Elec Man's official title is “Manager of Energy Output,” but feels that he is not recognized as such since his rights are not officially sanctioned. He then outlined his negative experiences while working at the plant, which include workers directly going against his directions and, similar to Cut Man, being overworked to the point of breakdown.

“It appears to me more and more that having rights is what makes you human, and also gives people a sense of superiority over others who don't.

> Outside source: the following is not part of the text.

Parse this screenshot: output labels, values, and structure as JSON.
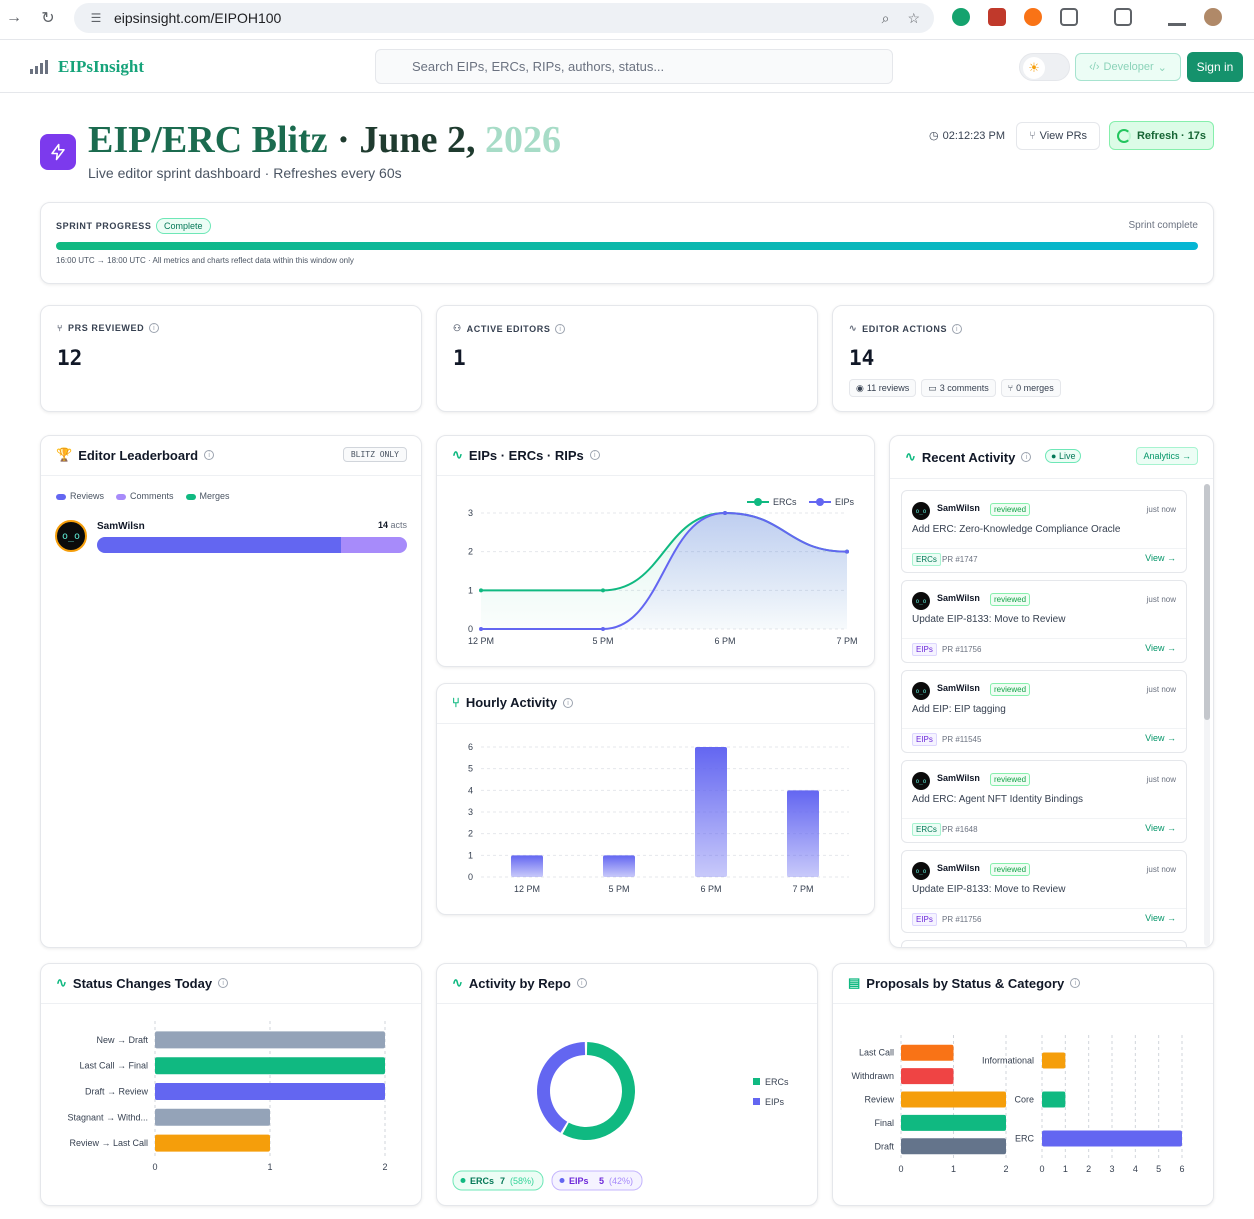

My plea isn't to be recognized as a human being. I am not. Rather, I'd like to be recognized as an equal worker.” With that, Elec Man took his seat, and to end the rally, Dr. Wily stood up and offered to repair any robots who've been mistreated, free of charge.

After the event, I tried to get a comment from Dr. Wily, but as I approached Cut Man stopped me and said that the doctor had many appointments to attend. I also tried to contact Dr. Light, but his lab assistant, Roll, informed me that he was also busy. I then asked her why hasn't Dr. Light been performing regular repairs on the robots he created. Roll told me that Dr. Light was never contacted by his robot's employers.

Does having rights make you human? That seems to be the question that permeates this debate. If so, then does that mean only humans are deserving of rights? These questions don't have simple answers and can't be solved until law makers sit down and take a serious inventory of the social climate that surrounds this issue.

In my opinion, if robot's are given the rights that they ask for it would incite aversion from many human workers. In the end, however, several industries will benefit from humans and robots viewing each other as equals. They're not asking to be considered human, but only for the removal of barriers that prevent them from fulling their reason to exist. What a robot can be, it must be.